Birçok hastayı canından bezdiren “Topuk dikeni” hastalığı (plantar fasiitis), ayak tabanının kaplayan zarın (plantar fasya) topuk kemiğine yapışma yerinde oluşan yangı (inflamasyon) ve bu yangının sürekli bir hal almasıdır.

Prof. Dr. M. Nafiz Akman, “Sabah kalktığınızda topuğunuzun üzerine basmakta zorlanıyorsanız ya da uzun süre ayakta kalınca ayak tabanında rahatsız edici ağrılar oluşuyorsa topuk dikeni olabilirsiniz” dedi. Oldukça sık görülen bu rahatsızlık aslında kolayca tedavi edilebilmektedir.

Daha çok kilolu ve orta yaş üzerindeki kişilerde görülen topuk dikeninin bazen ağrısız olarak da tespit edilebildiğini ifade eden Akman, topuk dikeni olan hastaların sabahları ilk yere basarken veya uzun süre oturduktan sonra ayağa kalkarken başlayan, aktivite ile azalan fakat aktivite uzadıkça tekrar ortaya çıkan bir topuk-ayak tabanı ağrısı olduğunu belirtti. Ağrıyan nokta çoğunlukla topuğun alt-ön kısmı ve taban çukurluğunun başladığı noktadadır. Bazen tüm ayak tabanına yayılabilir. Ayak bileği ve parmaklar gerildiğinde ağrı artar.

Topuk dikeni hastalığı tespit edildikten sonra alınacak bazı basit önlemlerle kendiliğinden geçebilmektedir, ağrının sebebinin gerçekten topuk dikeni olup olmadığından emin olunması gerekmektedir. Bu tip durumlarda mutlaka fizik tedavi ve rehabilitasyon ya da ortopedi uzmanına başvurulmalıdır. Tanı kesinleştikten sonra ilk yapılacak şey topuğa aşırı yüklenmekten kaçınılmasıdır. Evde çıplak ayakla gezilmemeli, sert zeminlerde uzun süreli ayakta durulmamalı, sıçramalı ve ani depar gerektiren sporlar yapılmamalıdır. Aşırı kilo varsa verilmeye çalışılmalıdır. Evde yumuşak ve ortopedik tabanlı terlikler tercih edilmeli, dışarıda ise ayakkabı içine silikon topuk-taban destekleri konmalıdır.
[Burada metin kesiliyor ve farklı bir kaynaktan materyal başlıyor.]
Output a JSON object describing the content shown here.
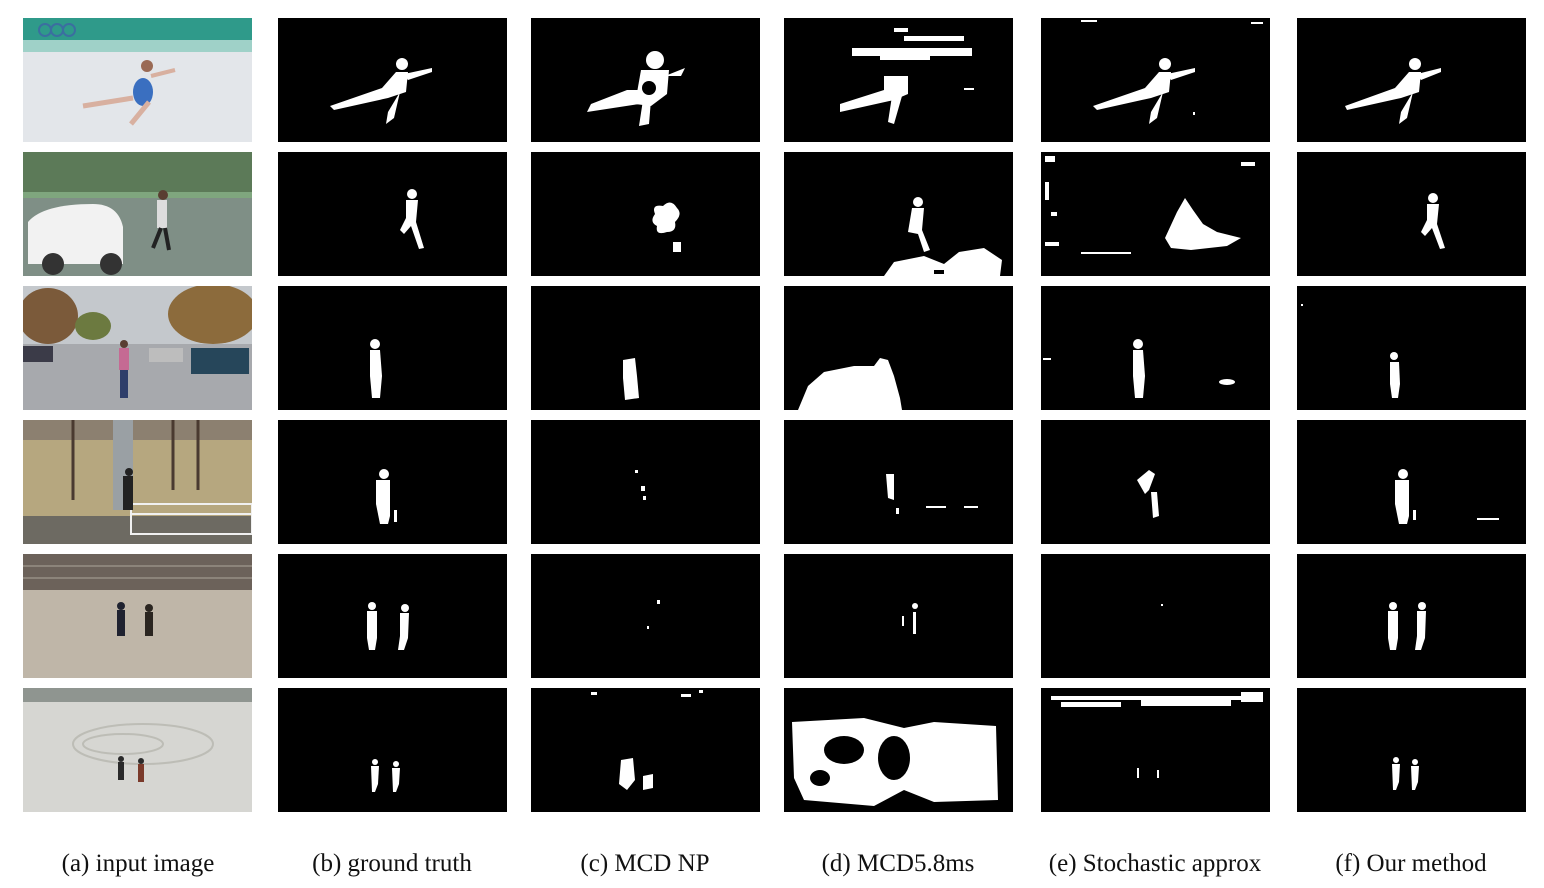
{
  "figure": {
    "captions": {
      "a": "(a) input image",
      "b": "(b) ground truth",
      "c": "(c) MCD NP",
      "d": "(d) MCD5.8ms",
      "e": "(e) Stochastic approx",
      "f": "(f) Our method"
    },
    "rows": [
      "figure skater",
      "pedestrian and car",
      "person in parking lot",
      "person at fence",
      "two people on plaza",
      "two people on snowy plaza"
    ],
    "colors": {
      "mask_background": "#000000",
      "mask_foreground": "#ffffff",
      "caption_text": "#111111"
    }
  }
}
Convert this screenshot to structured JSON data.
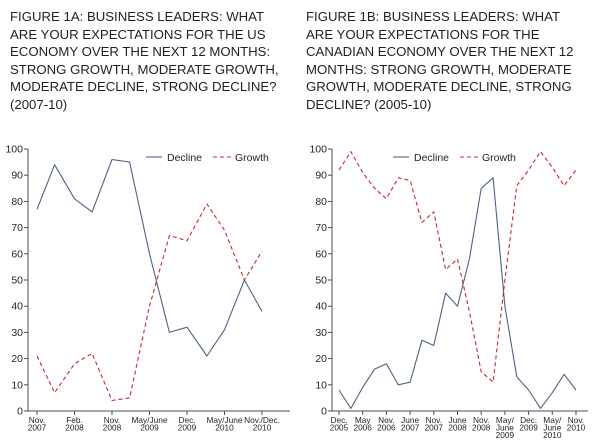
{
  "colors": {
    "text": "#231f20",
    "axis": "#4d4d4f",
    "decline": "#4f6384",
    "growth": "#c8262b"
  },
  "chart_data": [
    {
      "type": "line",
      "title": "FIGURE 1A: BUSINESS LEADERS: WHAT ARE YOUR EXPECTATIONS FOR THE US ECONOMY OVER THE NEXT 12 MONTHS: STRONG GROWTH, MODERATE GROWTH, MODERATE DECLINE, STRONG DECLINE? (2007-10)",
      "ylim": [
        0,
        100
      ],
      "yticks": [
        "0",
        "10",
        "20",
        "30",
        "40",
        "50",
        "60",
        "70",
        "80",
        "90",
        "100"
      ],
      "x_tick_labels": [
        {
          "line1": "Nov.",
          "line2": "2007",
          "at": 0
        },
        {
          "line1": "Feb.",
          "line2": "2008",
          "at": 1
        },
        {
          "line1": "Nov.",
          "line2": "2008",
          "at": 2
        },
        {
          "line1": "May/June",
          "line2": "2009",
          "at": 3
        },
        {
          "line1": "Dec.",
          "line2": "2009",
          "at": 4
        },
        {
          "line1": "May/June",
          "line2": "2010",
          "at": 5
        },
        {
          "line1": "Nov./Dec.",
          "line2": "2010",
          "at": 6
        }
      ],
      "legend": {
        "position": "top-right",
        "entries": [
          "Decline",
          "Growth"
        ]
      },
      "series": [
        {
          "name": "Decline",
          "style": "solid",
          "x": [
            0,
            0.47,
            1,
            1.47,
            2,
            2.47,
            3,
            3.53,
            4,
            4.53,
            5,
            5.53,
            6
          ],
          "values": [
            77,
            94,
            81,
            76,
            96,
            95,
            60,
            30,
            32,
            21,
            31,
            50,
            38
          ]
        },
        {
          "name": "Growth",
          "style": "dashed",
          "x": [
            0,
            0.47,
            1,
            1.47,
            2,
            2.47,
            3,
            3.53,
            4,
            4.53,
            5,
            5.53,
            6
          ],
          "values": [
            21,
            7,
            18,
            22,
            4,
            5,
            40,
            67,
            65,
            79,
            69,
            50,
            61
          ]
        }
      ]
    },
    {
      "type": "line",
      "title": "FIGURE 1B: BUSINESS LEADERS: WHAT ARE YOUR EXPECTATIONS FOR THE CANADIAN ECONOMY OVER THE NEXT 12 MONTHS: STRONG GROWTH, MODERATE GROWTH, MODERATE DECLINE, STRONG DECLINE? (2005-10)",
      "ylim": [
        0,
        100
      ],
      "yticks": [
        "0",
        "10",
        "20",
        "30",
        "40",
        "50",
        "60",
        "70",
        "80",
        "90",
        "100"
      ],
      "x_tick_labels": [
        {
          "line1": "Dec.",
          "line2": "2005",
          "line3": "",
          "at": 0
        },
        {
          "line1": "May",
          "line2": "2006",
          "line3": "",
          "at": 1
        },
        {
          "line1": "Nov.",
          "line2": "2006",
          "line3": "",
          "at": 2
        },
        {
          "line1": "June",
          "line2": "2007",
          "line3": "",
          "at": 3
        },
        {
          "line1": "Nov.",
          "line2": "2007",
          "line3": "",
          "at": 4
        },
        {
          "line1": "June",
          "line2": "2008",
          "line3": "",
          "at": 5
        },
        {
          "line1": "Nov.",
          "line2": "2008",
          "line3": "",
          "at": 6
        },
        {
          "line1": "May/",
          "line2": "June",
          "line3": "2009",
          "at": 7
        },
        {
          "line1": "Dec.",
          "line2": "2009",
          "line3": "",
          "at": 8
        },
        {
          "line1": "May/",
          "line2": "June",
          "line3": "2010",
          "at": 9
        },
        {
          "line1": "Nov.",
          "line2": "2010",
          "line3": "",
          "at": 10
        }
      ],
      "legend": {
        "position": "top-right",
        "entries": [
          "Decline",
          "Growth"
        ]
      },
      "series": [
        {
          "name": "Decline",
          "style": "solid",
          "x": [
            0,
            0.5,
            1,
            1.5,
            2,
            2.5,
            3,
            3.5,
            4,
            4.5,
            5,
            5.5,
            6,
            6.5,
            7,
            7.5,
            8,
            8.5,
            9,
            9.5,
            10
          ],
          "values": [
            8,
            1,
            9,
            16,
            18,
            10,
            11,
            27,
            25,
            45,
            40,
            58,
            85,
            89,
            40,
            13,
            8,
            1,
            7,
            14,
            8
          ]
        },
        {
          "name": "Growth",
          "style": "dashed",
          "x": [
            0,
            0.5,
            1,
            1.5,
            2,
            2.5,
            3,
            3.5,
            4,
            4.5,
            5,
            5.5,
            6,
            6.5,
            7,
            7.5,
            8,
            8.5,
            9,
            9.5,
            10
          ],
          "values": [
            92,
            99,
            91,
            85,
            81,
            89,
            88,
            72,
            76,
            54,
            58,
            38,
            15,
            11,
            50,
            86,
            92,
            99,
            93,
            86,
            92
          ]
        }
      ]
    }
  ]
}
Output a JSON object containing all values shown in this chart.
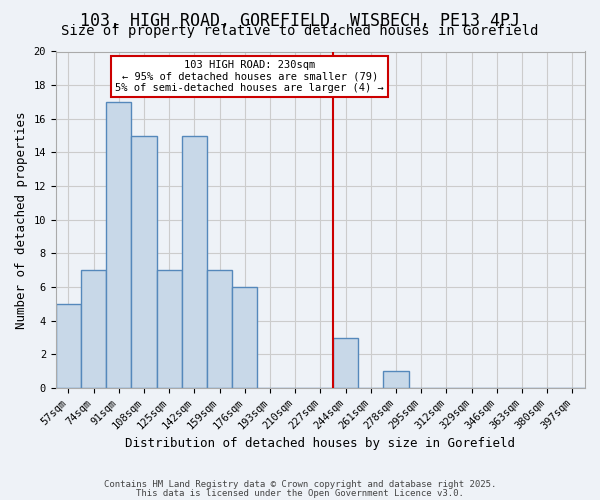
{
  "title": "103, HIGH ROAD, GOREFIELD, WISBECH, PE13 4PJ",
  "subtitle": "Size of property relative to detached houses in Gorefield",
  "xlabel": "Distribution of detached houses by size in Gorefield",
  "ylabel": "Number of detached properties",
  "bin_labels": [
    "57sqm",
    "74sqm",
    "91sqm",
    "108sqm",
    "125sqm",
    "142sqm",
    "159sqm",
    "176sqm",
    "193sqm",
    "210sqm",
    "227sqm",
    "244sqm",
    "261sqm",
    "278sqm",
    "295sqm",
    "312sqm",
    "329sqm",
    "346sqm",
    "363sqm",
    "380sqm",
    "397sqm"
  ],
  "bar_heights": [
    5,
    7,
    17,
    15,
    7,
    15,
    7,
    6,
    0,
    0,
    0,
    3,
    0,
    1,
    0,
    0,
    0,
    0,
    0,
    0,
    0
  ],
  "bar_color": "#c8d8e8",
  "bar_edge_color": "#5588bb",
  "bar_edge_width": 1.0,
  "grid_color": "#cccccc",
  "bg_color": "#eef2f7",
  "red_line_x": 10.5,
  "annotation_title": "103 HIGH ROAD: 230sqm",
  "annotation_line1": "← 95% of detached houses are smaller (79)",
  "annotation_line2": "5% of semi-detached houses are larger (4) →",
  "annotation_box_color": "#ffffff",
  "annotation_text_color": "#000000",
  "red_color": "#cc0000",
  "ylim": [
    0,
    20
  ],
  "yticks": [
    0,
    2,
    4,
    6,
    8,
    10,
    12,
    14,
    16,
    18,
    20
  ],
  "footer_line1": "Contains HM Land Registry data © Crown copyright and database right 2025.",
  "footer_line2": "This data is licensed under the Open Government Licence v3.0.",
  "title_fontsize": 12,
  "subtitle_fontsize": 10,
  "xlabel_fontsize": 9,
  "ylabel_fontsize": 9,
  "tick_fontsize": 7.5,
  "footer_fontsize": 6.5
}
Giyilen ayakkabıların tabanı, zemindeki çıkıntı ve düzensizlikleri ayağa yansıtmayacak şekilde sert/kalın olmalıdır. İnce tabanlı sandalet tarzı ayakkabılarla dışarı çıkılmamalıdır. Ağrı kesiciler ve ılık su banyoları kısmen rahatlatıcı olabilir. Ayak masajı, ayak tabanı-ayak bileği germe egzersizleri ve ayak içi kasları çalıştıran egzersizler (parmaklarla havlu buruşturma, bilye toplama gibi) yapılmalıdır.

Akman, inatçı ve şiddetli durumlarda, 1990’lardan beri Avrupa’da kullanılan, 2000 yılında Amerikan Gıda ve İlaç Dairesi’nin (FDA) onayını alan ABD ile birlikte birçok ülkede popüler hale gelen vücuda dışarıdan şok dalga tedavisi (ESWT) yönteminin uygulanabileceğini söyledi.

ESWT yönteminin hiçbir yan etkisi bulunmamakta ve vücuda herhangi bir kimyasal madde verilmemektedir. Özel bir pnömatik kompresör benzeri cihaz yardımıyla vücuda güçlü şok dalgaları yollanarak ağrı ve yangı azaltılır, hasarlı dokuların yenilenmesi sağlanır. Beş-yedi gün aralıklarla tekrarlanan 3-5 seans sonunda hastaların büyük çoğunluğunda rahatlama görülmektedir. Tüm tedavi seçenekleri denenip başlangıçtan itibaren bir yıl geçmesine rağmen sonuç alınamıyor ise son çare cerrahi tedavidir, ancak bu yönteme başvurmaya genellikle gerek kalmaz.